A work in progress

I’m working on fragments of stories at the moment. This one doesn’t have a real title yet. I’d planned for it to be a longer story, but it kind of feels right to end it where it is, at the moment. It might end up being the start of a different story, but instead focused on another character. I may come back to it later, so we’ll see!
A moss and grass covered forest floor. Thin, bare trees are dotted around

Blood ran down his bare arm, mingling with the drops of rain to form streams along the back of his hand. He suddenly remembered raspberry sauce; the way he would draw patterns with it upon the melting ice cream in his bowl, despite mother’s silent disapproval.

The sound of screeching rubber against asphalt echoed across the forest, usurping the memory of his mother’s implacable face. 

Escaping from the past to an equally hostile present did not ease his distress.

The rain fell hard, and so did he.

He flattened his body to the ground, cheek and jaw resting on the earth and rotting leaves. He dared not lift his head; could not turn his gaze towards the voices that may have been laced with concern, or something darker. The dying light melted its way through the trees, seeking him out like their words.

Shunning them both, he pressed his cheek further into the slick and scratching detritus. He closed his eyes and, as the rain continued to flick at his skin and into his ears, he let the scent of decay envelop him.

Eventually, the voices faded, and he wondered if their owners had resumed their hunt elsewhere. He knew that soon there would be others to aid the search, their voices louder, more insistent, accompanied by shrill electrical screams that would fall like a tocsin upon him.

He opened his eyes as the rain faded from a steady deluge into haphazard drips. Hesitating, he pushed his body up, ignoring the muddy stains upon his shirt that simply added to the ones already present.

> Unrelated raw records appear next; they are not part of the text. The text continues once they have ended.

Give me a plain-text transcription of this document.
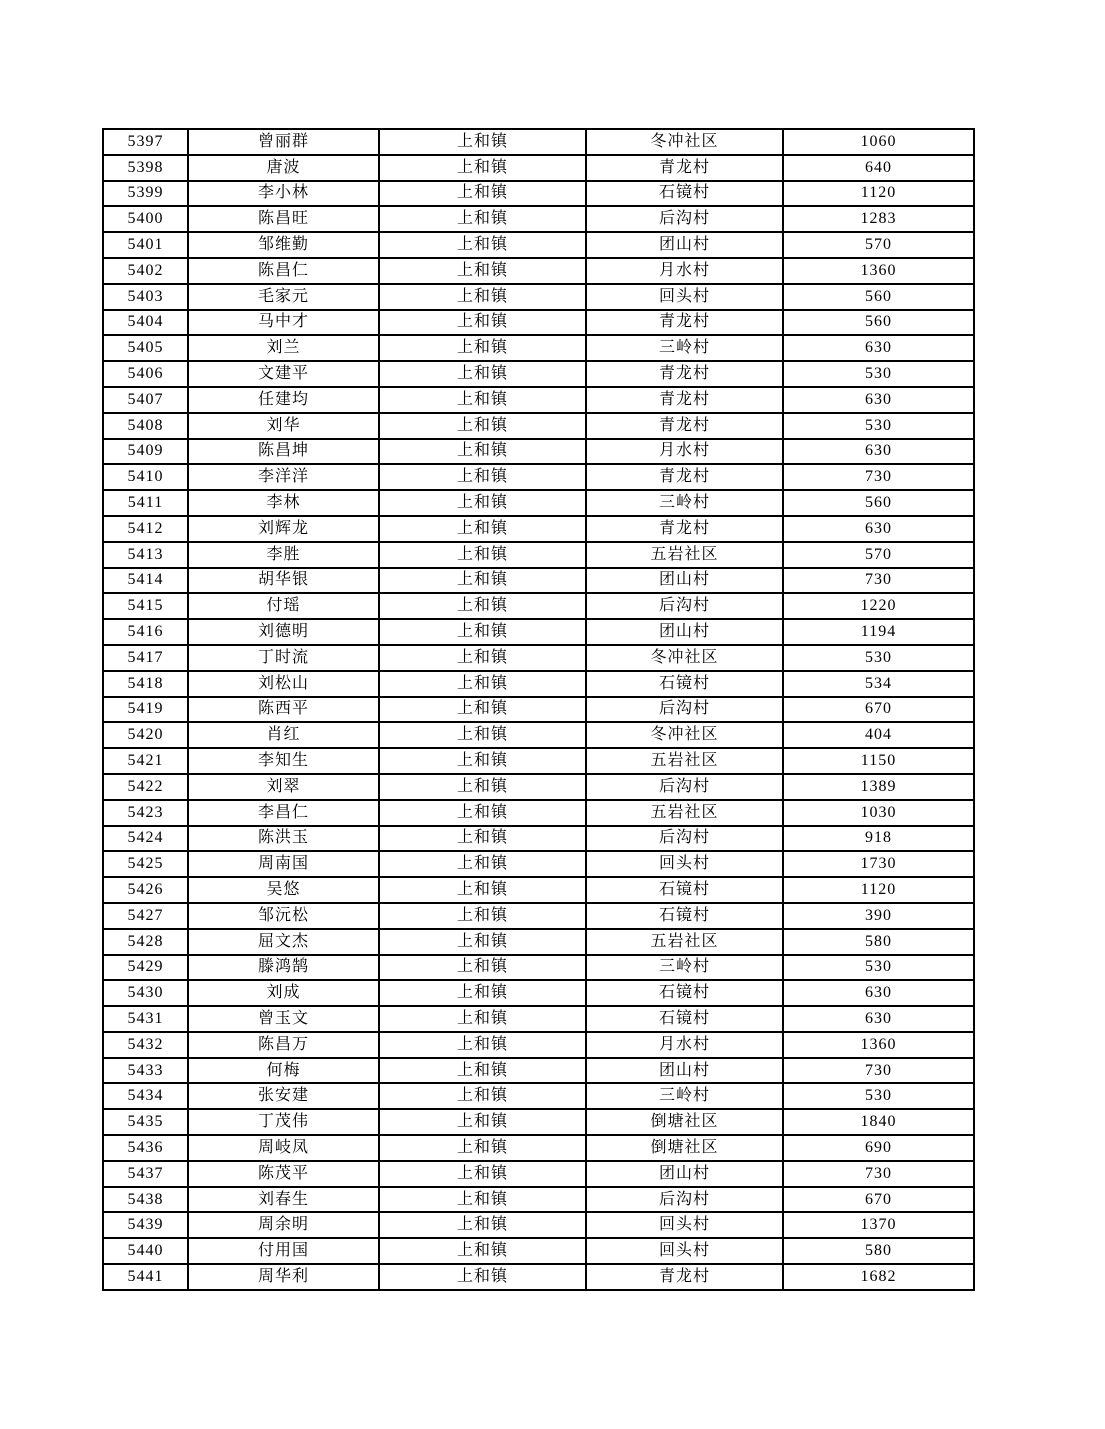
5397	曾丽群	上和镇	冬冲社区	1060
5398	唐波	上和镇	青龙村	640
5399	李小林	上和镇	石镜村	1120
5400	陈昌旺	上和镇	后沟村	1283
5401	邹维勤	上和镇	团山村	570
5402	陈昌仁	上和镇	月水村	1360
5403	毛家元	上和镇	回头村	560
5404	马中才	上和镇	青龙村	560
5405	刘兰	上和镇	三岭村	630
5406	文建平	上和镇	青龙村	530
5407	任建均	上和镇	青龙村	630
5408	刘华	上和镇	青龙村	530
5409	陈昌坤	上和镇	月水村	630
5410	李洋洋	上和镇	青龙村	730
5411	李林	上和镇	三岭村	560
5412	刘辉龙	上和镇	青龙村	630
5413	李胜	上和镇	五岩社区	570
5414	胡华银	上和镇	团山村	730
5415	付瑶	上和镇	后沟村	1220
5416	刘德明	上和镇	团山村	1194
5417	丁时流	上和镇	冬冲社区	530
5418	刘松山	上和镇	石镜村	534
5419	陈西平	上和镇	后沟村	670
5420	肖红	上和镇	冬冲社区	404
5421	李知生	上和镇	五岩社区	1150
5422	刘翠	上和镇	后沟村	1389
5423	李昌仁	上和镇	五岩社区	1030
5424	陈洪玉	上和镇	后沟村	918
5425	周南国	上和镇	回头村	1730
5426	吴悠	上和镇	石镜村	1120
5427	邹沅松	上和镇	石镜村	390
5428	屈文杰	上和镇	五岩社区	580
5429	滕鸿鹄	上和镇	三岭村	530
5430	刘成	上和镇	石镜村	630
5431	曾玉文	上和镇	石镜村	630
5432	陈昌万	上和镇	月水村	1360
5433	何梅	上和镇	团山村	730
5434	张安建	上和镇	三岭村	530
5435	丁茂伟	上和镇	倒塘社区	1840
5436	周岐凤	上和镇	倒塘社区	690
5437	陈茂平	上和镇	团山村	730
5438	刘春生	上和镇	后沟村	670
5439	周余明	上和镇	回头村	1370
5440	付用国	上和镇	回头村	580
5441	周华利	上和镇	青龙村	1682
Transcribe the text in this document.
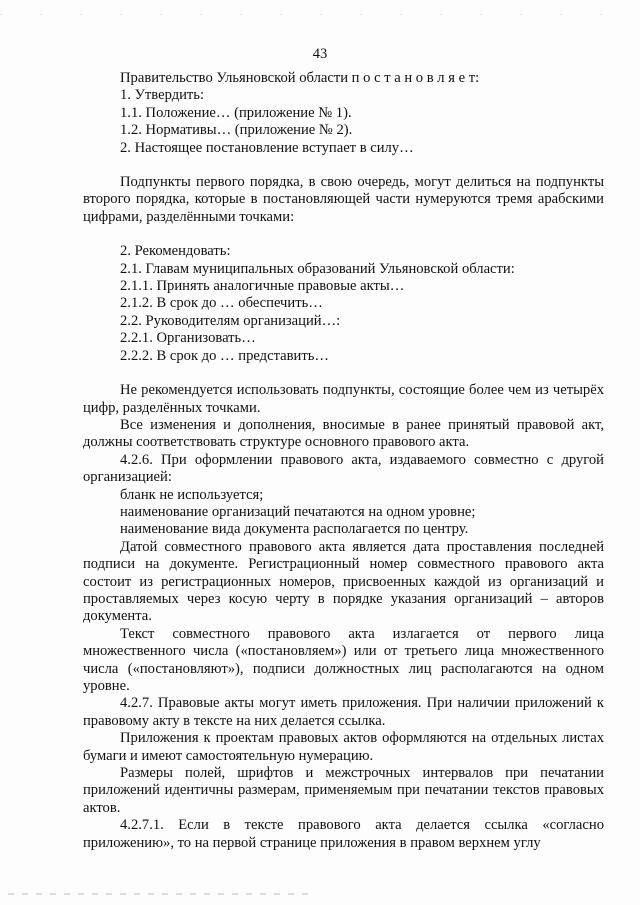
43

Правительство Ульяновской области п о с т а н о в л я е т:

1. Утвердить:

1.1. Положение… (приложение № 1).

1.2. Нормативы… (приложение № 2).

2. Настоящее постановление вступает в силу…

Подпункты первого порядка, в свою очередь, могут делиться на подпункты второго порядка, которые в постановляющей части нумеруются тремя арабскими цифрами, разделёнными точками:

2. Рекомендовать:

2.1. Главам муниципальных образований Ульяновской области:

2.1.1. Принять аналогичные правовые акты…

2.1.2. В срок до … обеспечить…

2.2. Руководителям организаций…:

2.2.1. Организовать…

2.2.2. В срок до … представить…

Не рекомендуется использовать подпункты, состоящие более чем из четырёх цифр, разделённых точками.

Все изменения и дополнения, вносимые в ранее принятый правовой акт, должны соответствовать структуре основного правового акта.

4.2.6. При оформлении правового акта, издаваемого совместно с другой организацией:

бланк не используется;

наименование организаций печатаются на одном уровне;

наименование вида документа располагается по центру.

Датой совместного правового акта является дата проставления последней подписи на документе. Регистрационный номер совместного правового акта состоит из регистрационных номеров, присвоенных каждой из организаций и проставляемых через косую черту в порядке указания организаций – авторов документа.

Текст совместного правового акта излагается от первого лица множественного числа («постановляем») или от третьего лица множественного числа («постановляют»), подписи должностных лиц располагаются на одном уровне.

4.2.7. Правовые акты могут иметь приложения. При наличии приложений к правовому акту в тексте на них делается ссылка.

Приложения к проектам правовых актов оформляются на отдельных листах бумаги и имеют самостоятельную нумерацию.

Размеры полей, шрифтов и межстрочных интервалов при печатании приложений идентичны размерам, применяемым при печатании текстов правовых актов.

4.2.7.1. Если в тексте правового акта делается ссылка «согласно приложению», то на первой странице приложения в правом верхнем углу
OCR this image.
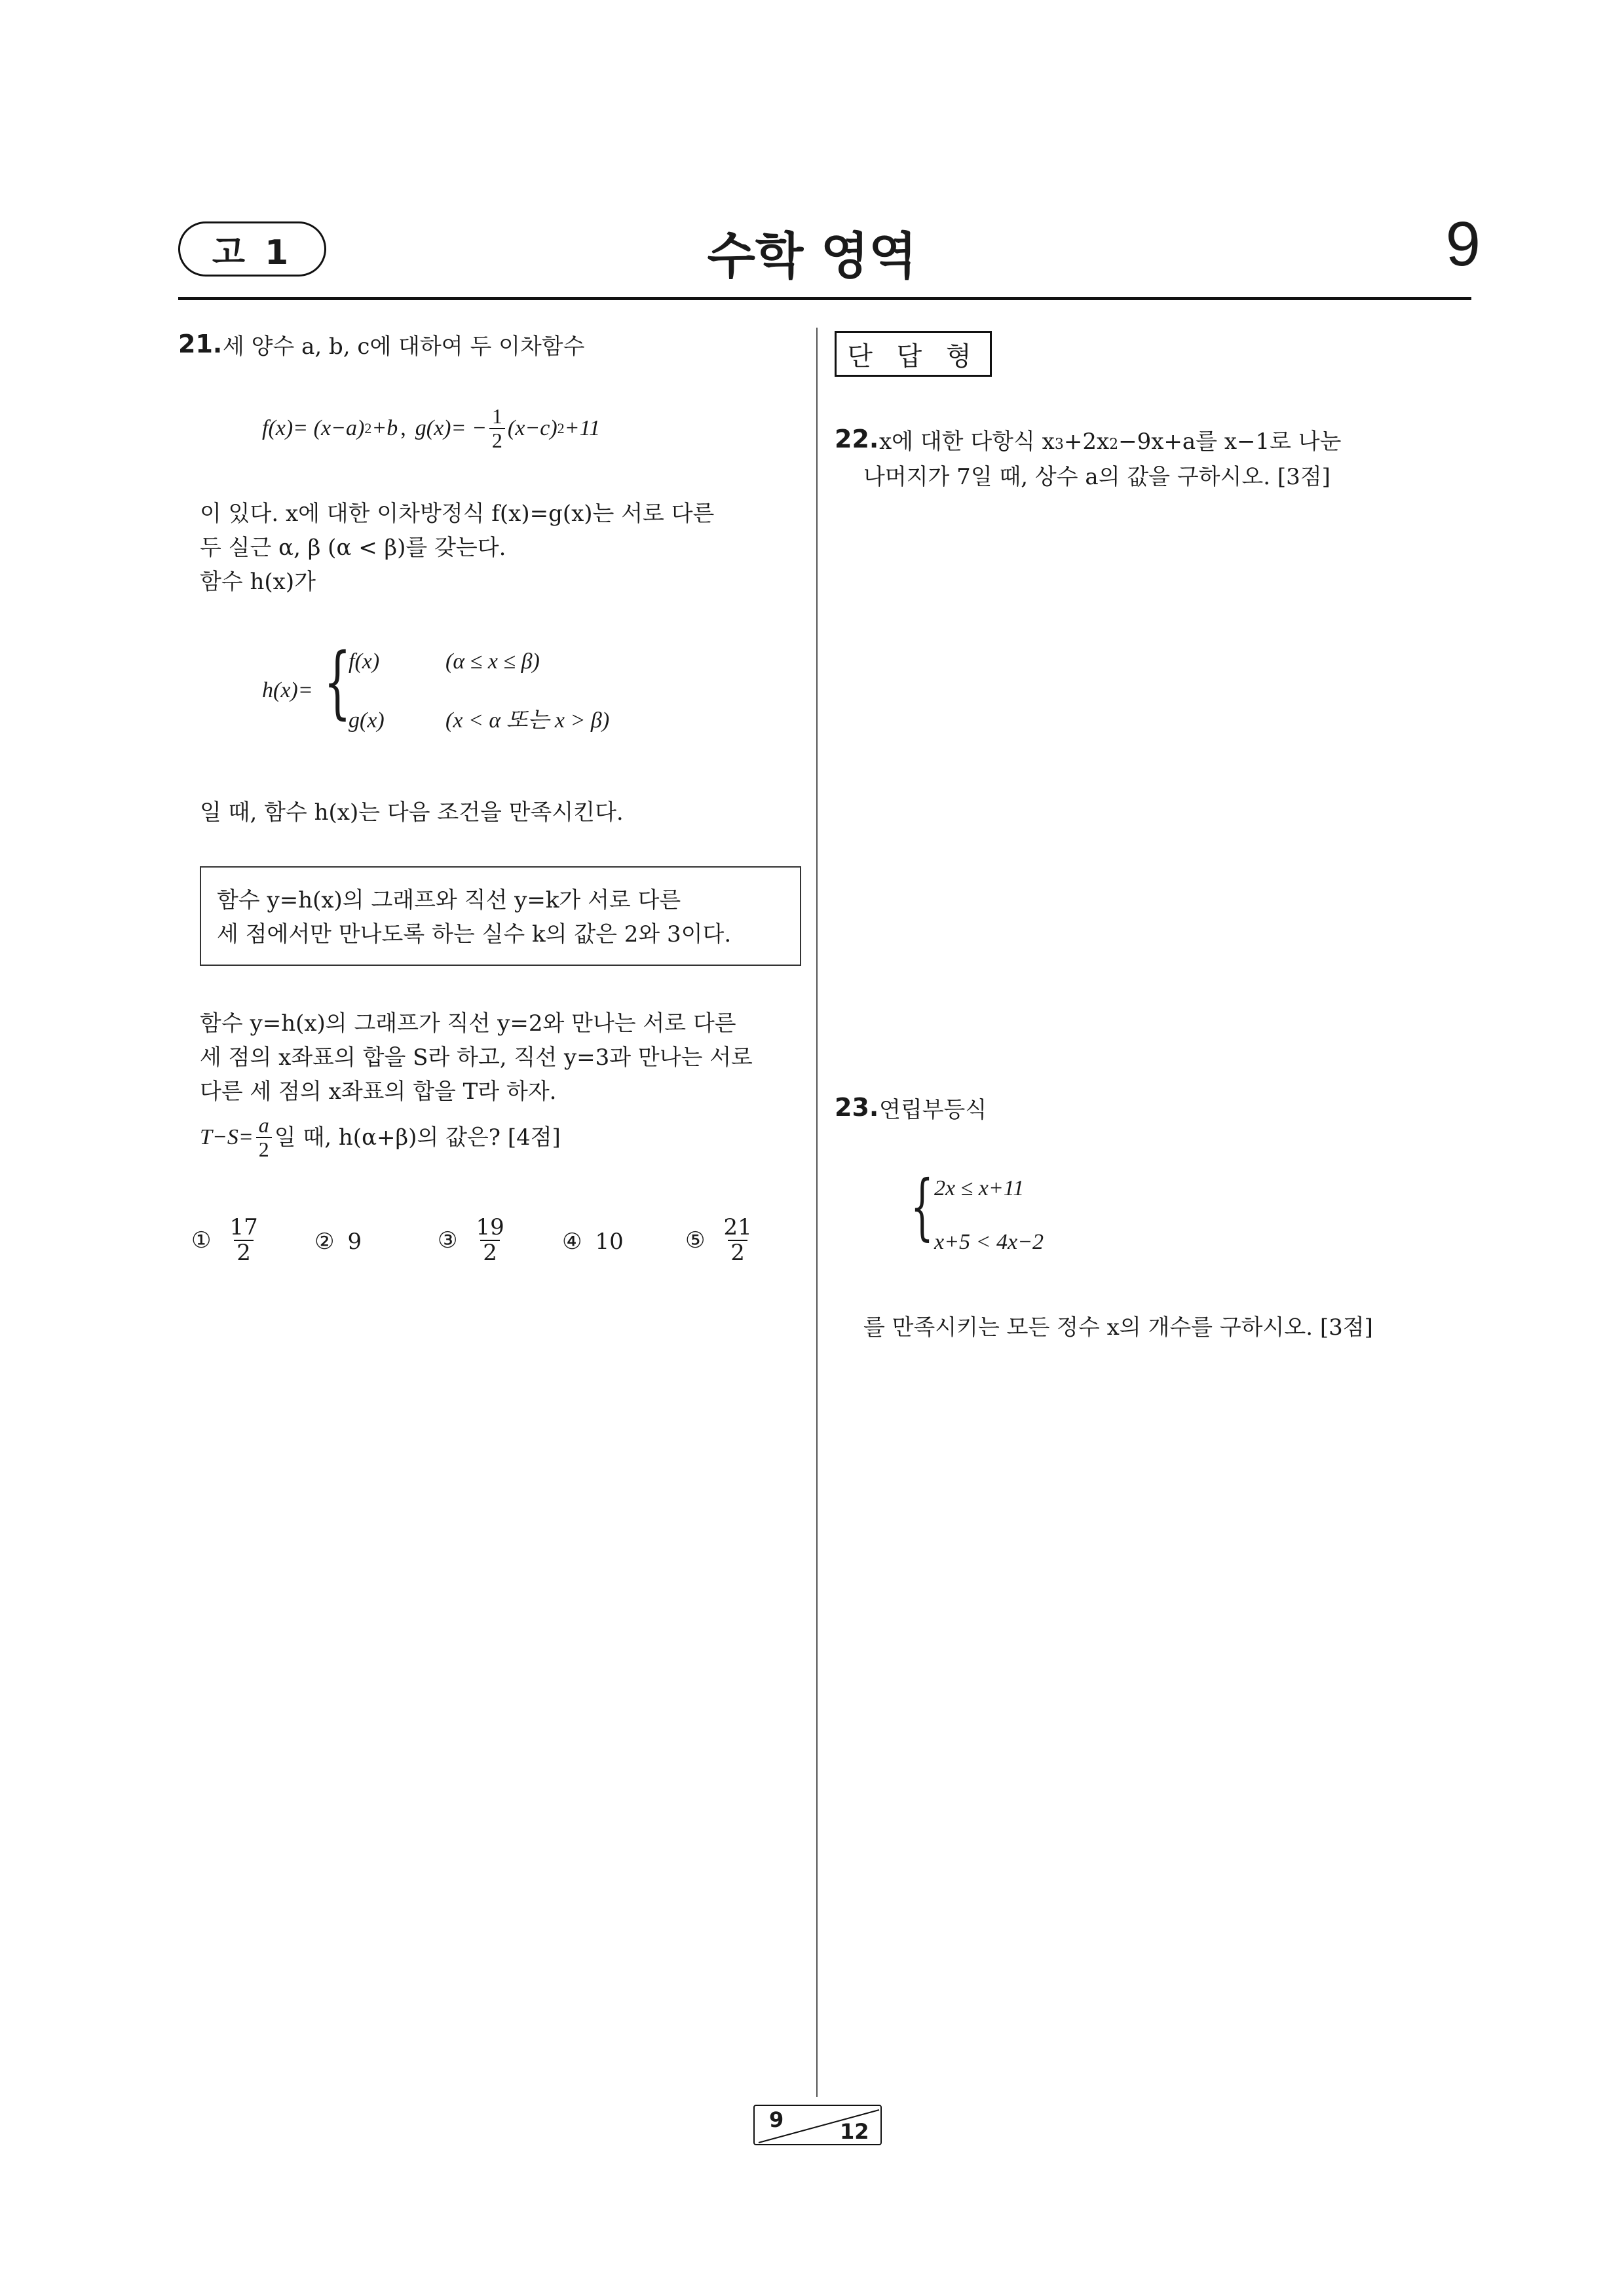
고 1	수학 영역	9
21. 세 양수 a, b, c에 대하여 두 이차함수
f(x)= (x−a) 2 +b , $g(x)= - \frac{1}{2} (x-c)$ 2 +11
이 있다. x에 대한 이차방정식 f(x)=g(x)는 서로 다른
두 실근 α, β (α < β)를 갖는다.
함수 h(x)가
h(x)= {
f(x)	(α ≤ x ≤ β)
g(x)	(x < α 또는 x > β)
일 때, 함수 h(x)는 다음 조건을 만족시킨다.
함수 y=h(x)의 그래프와 직선 y=k가 서로 다른
세 점에서만 만나도록 하는 실수 k의 값은 2와 3이다.
함수 y=h(x)의 그래프가 직선 y=2와 만나는 서로 다른
세 점의 x좌표의 합을 S라 하고, 직선 y=3과 만나는 서로
다른 세 점의 x좌표의 합을 T라 하자.
$T-S= \frac{a}{2}$ 일 때, h(α+β)의 값은? [4점]
① $\frac{17}{2}$ ② 9	③ $\frac{19}{2}$ ④ 10	⑤ $\frac{21}{2}$
단 답 형
22. x에 대한 다항식 x 3 +2x 2 −9x+a를 x−1로 나눈
나머지가 7일 때, 상수 a의 값을 구하시오. [3점]
23. 연립부등식
{ 2x ≤ x+11
x+5 < 4x−2
를 만족시키는 모든 정수 x의 개수를 구하시오. [3점]
9	12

He crouched and counted to 10 in his head, supplanting the pain in his arm from his mind while he still could. He waited for a sound, a tell-tale noise. Hearing none, he stood, and began to run once more.

At first, his lungs shuddered, his throat choking as he pounded his feet into the earth below. His thoughts drifted for a moment to his mother; but they withdrew almost instantly from that sting to focus on his present circumstances.

Looking down at his feet, he marvelled at how it seemed like he was pushing the earth away from him, bounding across it before gravity imprisoned him again, yet the heaviness of each step lessened as he ran. 

He could not place when it started, but soon he felt the distance between each leap lengthen, milliseconds at first then seconds then perhaps minutes. He sensed a growing lightness within his bones, and he stretched out his arms and his legs and his fingers and his toes. Soon, soon, he could not be sure that he was not flying through the trees. Leaves and branches reached out to him, blessing his face as he soared past them. 

He felt a glory singing through every muscle and tendon, a chorus of joy that pushed him further and further, away from the road, away from who he had been and who he would have become.

Absentmindedly, he wondered if he was in his right mind; he knew he was not.

And as he inevitably stumbled, sinking into the ground as it gave way and consumed him whole, he knew he did not care.